Piero Lionello, climatologo e docente all’Università del Salento, ha rilasciato un intervento in esclusiva all’Osservatorio Economico e Sociale Riparte l’Italia in occasione del webinar dal titolo “Dalle Alpi al Mediterraneo, come impatta il cambiamento climatico”. L’evento è stato moderato da Carlo Cacciamani, direttore dell’agenzia ItaliaMeteo, e ha visto come ospite anche Elisa Palazzi, climatologa e docente all’Università di Torino; e Antonello Pasini, climatologo e ricercatore per il CNR.

Credo che il tema dell’acqua sia uno dei più rilevanti nel Mediterraneo; quindi, vorrei affrontare con il professor Piero Lionello il tema della scarsità della risorsa idrica.

«Ecco una sintesi dell’IPCC per il Mediterraneo, Working Group 1, che indica la criticità dei cambiamenti climatici che avranno luogo in questa area. Per molti aspetti legati alle caratteristiche di questi cambiamenti e alla vulnerabilità delle società e degli ecosistemi, il Mediterraneo viene considerato un hotspot del cambiamento climatico. Si può vedere una rappresentazione grafica di come questi cambiamenti – in termini di precipitazioni intense, ondate di calore – impatteranno sul Mediterraneo. Come associato in alcune zone un aumento delle inondazioni prodotte dai fiumi, ondate di calore – dobbiamo ricordare nel 2003 circa 30.000 morti in Europa – e scarsità di risorse idriche, con potenziali effetti negativi su raccolti e popolazione, e anche incendi».

«Cosa si intende per scarsità di risorse idriche, aridità e siccità? Per aridità si intende le condizioni climatiche che abbiamo nei deserti e nelle steppe. Il cambiamento climatico indica uno spostamento verso il nord delle zone aride, dal Nord Africa sulla parte meridionale dell’Europa. Per siccità invece si intendono degli eventi caratterizzati da scarsezza di acqua. Questo, però, può avere vari connotati. Si può avere semplicemente assenza di precipitazioni – siccità meteorologica.
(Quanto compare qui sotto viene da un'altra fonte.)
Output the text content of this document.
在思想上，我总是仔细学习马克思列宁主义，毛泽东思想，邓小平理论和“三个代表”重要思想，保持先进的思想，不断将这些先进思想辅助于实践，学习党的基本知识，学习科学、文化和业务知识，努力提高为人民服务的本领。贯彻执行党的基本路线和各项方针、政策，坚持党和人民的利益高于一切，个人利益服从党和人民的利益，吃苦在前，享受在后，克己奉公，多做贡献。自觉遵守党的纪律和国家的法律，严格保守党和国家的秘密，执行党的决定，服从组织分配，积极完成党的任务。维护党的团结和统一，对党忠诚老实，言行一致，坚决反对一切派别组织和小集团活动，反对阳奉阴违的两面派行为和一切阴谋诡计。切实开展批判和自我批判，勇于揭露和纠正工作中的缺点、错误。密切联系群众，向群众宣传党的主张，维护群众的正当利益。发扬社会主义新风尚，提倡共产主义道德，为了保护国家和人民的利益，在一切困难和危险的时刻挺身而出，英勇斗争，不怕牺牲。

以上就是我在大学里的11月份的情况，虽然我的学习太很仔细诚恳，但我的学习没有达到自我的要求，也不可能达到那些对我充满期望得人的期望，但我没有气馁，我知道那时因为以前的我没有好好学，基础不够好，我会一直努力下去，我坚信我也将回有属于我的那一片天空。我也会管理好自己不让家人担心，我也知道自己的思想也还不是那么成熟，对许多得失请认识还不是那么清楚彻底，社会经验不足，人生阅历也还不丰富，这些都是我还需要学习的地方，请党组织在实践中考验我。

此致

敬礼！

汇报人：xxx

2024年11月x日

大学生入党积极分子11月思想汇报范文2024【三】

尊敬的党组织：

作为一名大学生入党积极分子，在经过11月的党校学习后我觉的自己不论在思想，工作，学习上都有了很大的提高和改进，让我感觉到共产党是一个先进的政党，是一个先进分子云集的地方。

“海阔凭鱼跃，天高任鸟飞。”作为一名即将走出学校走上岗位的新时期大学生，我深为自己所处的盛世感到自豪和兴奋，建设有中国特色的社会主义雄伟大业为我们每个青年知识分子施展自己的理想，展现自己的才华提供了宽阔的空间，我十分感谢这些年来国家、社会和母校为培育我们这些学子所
Si può avere scarsità di acqua nei fiumi, nei lagni e nelle riserve idriche – siccità idrologica. Oppure si può parlare di scarsità di acqua nel terreno. Il terreno diventa secco».
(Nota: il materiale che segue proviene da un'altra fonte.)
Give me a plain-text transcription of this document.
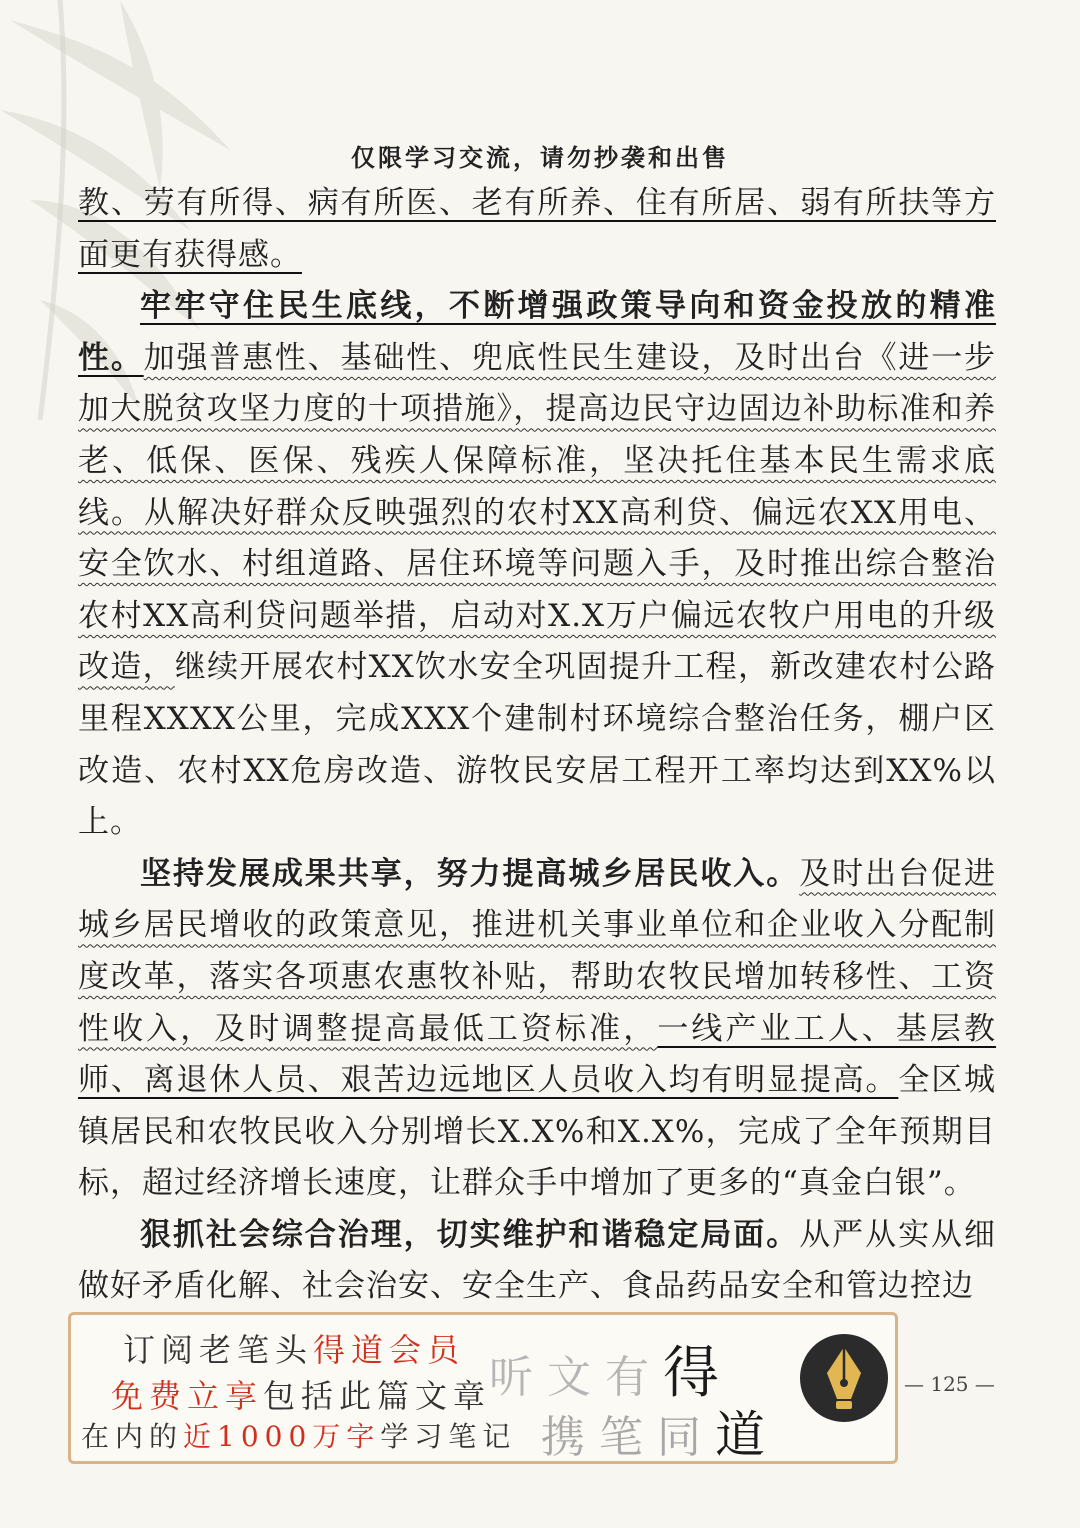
仅限学习交流，请勿抄袭和出售

教、劳有所得、病有所医、老有所养、住有所居、弱有所扶等方面更有获得感。

牢牢守住民生底线，不断增强政策导向和资金投放的精准性。加强普惠性、基础性、兜底性民生建设，及时出台《进一步加大脱贫攻坚力度的十项措施》，提高边民守边固边补助标准和养老、低保、医保、残疾人保障标准，坚决托住基本民生需求底线。从解决好群众反映强烈的农村XX高利贷、偏远农XX用电、安全饮水、村组道路、居住环境等问题入手，及时推出综合整治农村XX高利贷问题举措，启动对X.X万户偏远农牧户用电的升级改造，继续开展农村XX饮水安全巩固提升工程，新改建农村公路里程XXXX公里，完成XXX个建制村环境综合整治任务，棚户区改造、农村XX危房改造、游牧民安居工程开工率均达到XX%以上。

坚持发展成果共享，努力提高城乡居民收入。及时出台促进城乡居民增收的政策意见，推进机关事业单位和企业收入分配制度改革，落实各项惠农惠牧补贴，帮助农牧民增加转移性、工资性收入，及时调整提高最低工资标准，一线产业工人、基层教师、离退休人员、艰苦边远地区人员收入均有明显提高。全区城镇居民和农牧民收入分别增长X.X%和X.X%，完成了全年预期目标，超过经济增长速度，让群众手中增加了更多的“真金白银”。

狠抓社会综合治理，切实维护和谐稳定局面。从严从实从细做好矛盾化解、社会治安、安全生产、食品药品安全和管边控边

订阅老笔头得道会员
免费立享包括此篇文章
在内的近1000万字学习笔记
听文有得
携笔同道
— 125 —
«Sono aspetti collegati ma distinti. Una siccità meteorologica è innescata da un’alterazione dei regimi meteorologici, dal passaggio di cicloni nell’area mediterranea o di altri eventi anche di dimensioni inferiori, che producono precipitazioni. Una siccità colturale o ecologica, cioè assenza di umidità nel terreno è prodotta da un’assenza di precipitazioni ma anche dall’aumento di evaporazione».

«L’aumento di evaporazione su un certo tipo di terreno è una certezza del cambiamento climatico, perché è collegato all’aumento della temperatura. All’aumentare della temperatura aumenta anche la capacità dell’atmosfera di assorbire l’umidità del suolo. La scarsità di acqua nei serbatoi è determinata dall’assenza di precipitazioni, dall’aumento dell’evapotraspirazione, ma può anche determinata da cause non climatiche, quale l’eccesso d’uso delle risorse idriche, sia per vari settori produttivi, sia per l’agricoltura».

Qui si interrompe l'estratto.